Fanagalo is one of a number of African pidgin languages that developed during the colonial period to promote ease of communication. Linguist Ralph Adendorff suggests that it developed in the nineteenth century in Natal as a way for English colonists to communicate with their servants and was also used as a lingua franca between English and Afrikaans-speaking colonists.

Fanagalo was used extensively in gold and diamond mines because the South African mining industry employed on fixed contracts workers from across southern and central Africa: including Congo, Zimbabwe, Zambia, Botswana, Malawi and Mozambique. With workers originating from a range of countries and having a vast range of different mother tongues, Fanagalo provided a simple way to communicate and is still used as a training and operating medium.

Adendorff describes two variants of the language, Mine Fanagalo and Garden Fanagalo. The latter name refers to its use with servants in households. It used to be known as Kitchen Kaffir; "Kaffir" being the South African term for black person (now highly offensive) and a 19th century term for the Nguni languages.

In the mid-20th century there were white efforts in South Africa to promote and standardise Fanagalo as a universal second language, under the name of "Basic Bantu".

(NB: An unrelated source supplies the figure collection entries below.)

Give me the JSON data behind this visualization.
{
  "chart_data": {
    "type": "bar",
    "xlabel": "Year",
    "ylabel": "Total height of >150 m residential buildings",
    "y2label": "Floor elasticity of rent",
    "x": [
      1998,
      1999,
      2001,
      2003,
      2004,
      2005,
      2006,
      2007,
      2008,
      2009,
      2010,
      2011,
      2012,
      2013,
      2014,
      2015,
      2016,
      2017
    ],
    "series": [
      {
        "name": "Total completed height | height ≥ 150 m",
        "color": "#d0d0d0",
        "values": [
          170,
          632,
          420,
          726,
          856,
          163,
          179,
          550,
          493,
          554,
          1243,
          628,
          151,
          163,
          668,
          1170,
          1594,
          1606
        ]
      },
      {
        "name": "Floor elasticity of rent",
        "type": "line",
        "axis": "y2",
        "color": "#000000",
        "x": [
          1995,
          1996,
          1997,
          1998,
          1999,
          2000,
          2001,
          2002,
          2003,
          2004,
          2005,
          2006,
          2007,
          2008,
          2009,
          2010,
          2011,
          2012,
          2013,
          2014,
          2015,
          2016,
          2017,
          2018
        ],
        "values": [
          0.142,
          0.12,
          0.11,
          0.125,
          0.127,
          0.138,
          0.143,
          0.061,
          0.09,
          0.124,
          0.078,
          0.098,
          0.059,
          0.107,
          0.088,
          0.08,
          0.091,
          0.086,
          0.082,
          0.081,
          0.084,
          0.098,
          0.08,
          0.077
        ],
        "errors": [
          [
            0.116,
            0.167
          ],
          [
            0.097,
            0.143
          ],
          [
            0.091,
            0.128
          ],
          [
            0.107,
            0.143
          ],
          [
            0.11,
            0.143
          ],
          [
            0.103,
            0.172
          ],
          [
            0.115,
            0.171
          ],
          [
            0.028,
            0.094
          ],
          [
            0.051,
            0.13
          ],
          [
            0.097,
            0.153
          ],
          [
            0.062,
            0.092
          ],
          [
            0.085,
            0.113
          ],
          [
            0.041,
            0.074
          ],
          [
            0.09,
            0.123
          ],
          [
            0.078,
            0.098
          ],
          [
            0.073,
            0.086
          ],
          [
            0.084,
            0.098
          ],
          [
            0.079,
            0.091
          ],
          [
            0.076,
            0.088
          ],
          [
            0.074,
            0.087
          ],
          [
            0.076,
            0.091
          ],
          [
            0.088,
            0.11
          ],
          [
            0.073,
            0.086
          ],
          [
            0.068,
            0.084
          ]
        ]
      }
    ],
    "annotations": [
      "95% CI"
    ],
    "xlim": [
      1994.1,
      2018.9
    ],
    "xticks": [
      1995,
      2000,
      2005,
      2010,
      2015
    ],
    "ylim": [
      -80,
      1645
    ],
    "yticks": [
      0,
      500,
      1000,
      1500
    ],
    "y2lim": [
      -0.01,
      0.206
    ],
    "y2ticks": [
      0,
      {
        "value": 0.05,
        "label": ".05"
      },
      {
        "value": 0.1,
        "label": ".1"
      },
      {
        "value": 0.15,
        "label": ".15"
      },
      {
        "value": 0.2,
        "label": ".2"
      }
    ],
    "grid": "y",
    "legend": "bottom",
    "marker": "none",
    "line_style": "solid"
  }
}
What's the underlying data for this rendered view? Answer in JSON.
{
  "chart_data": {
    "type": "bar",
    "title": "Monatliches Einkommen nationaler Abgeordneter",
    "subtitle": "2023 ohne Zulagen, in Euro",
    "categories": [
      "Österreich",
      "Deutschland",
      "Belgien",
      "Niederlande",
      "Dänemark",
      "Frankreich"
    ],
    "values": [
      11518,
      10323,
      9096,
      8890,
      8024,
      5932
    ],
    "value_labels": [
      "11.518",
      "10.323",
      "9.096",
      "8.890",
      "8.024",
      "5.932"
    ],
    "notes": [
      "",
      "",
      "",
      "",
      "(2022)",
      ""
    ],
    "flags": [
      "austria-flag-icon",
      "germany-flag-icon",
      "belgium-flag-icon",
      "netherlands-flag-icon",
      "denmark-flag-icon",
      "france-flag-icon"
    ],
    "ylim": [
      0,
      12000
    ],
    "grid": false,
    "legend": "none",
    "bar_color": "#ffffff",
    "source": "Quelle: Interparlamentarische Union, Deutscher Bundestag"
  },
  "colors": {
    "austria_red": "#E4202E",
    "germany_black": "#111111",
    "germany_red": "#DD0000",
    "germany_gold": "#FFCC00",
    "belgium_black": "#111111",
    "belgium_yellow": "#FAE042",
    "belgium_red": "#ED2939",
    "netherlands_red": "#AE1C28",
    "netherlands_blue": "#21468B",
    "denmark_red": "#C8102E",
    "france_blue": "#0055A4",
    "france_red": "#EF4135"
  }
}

Mining aside, Adendorff suggests that Fanagalo has unfavourable and negative connotations for many South Africans. However, he raises the point that Fanagalo is sometimes used between white South Africans, particularly expatriates, as a signal of South African origin and a way of conveying solidarity in an informal manner.

Mine Fanagalo is based mostly on Zulu vocabulary (about 70%), with some words from English (about 25%), Afrikaans and Portuguese. It does not have the range of Zulu inflections, and it tends to follow English word order.

Adendorff describes Mine Fanagalo and Garden Fanagalo as being basically the same pidgin. He suggests that Garden Fanagalo should be seen as lying towards the English end of a continuum, and Mine Fanagalo closer to the Zulu end.

Other, similar colonial era pidgins include Chilapalapa (very similar to Fanakalo, with a largely Zulu/Ndebele vocabulary; used in colonial Rhodesia - now Zimbabwe) and ki-Settler (based on Swahili and used by European colonists in Kenya).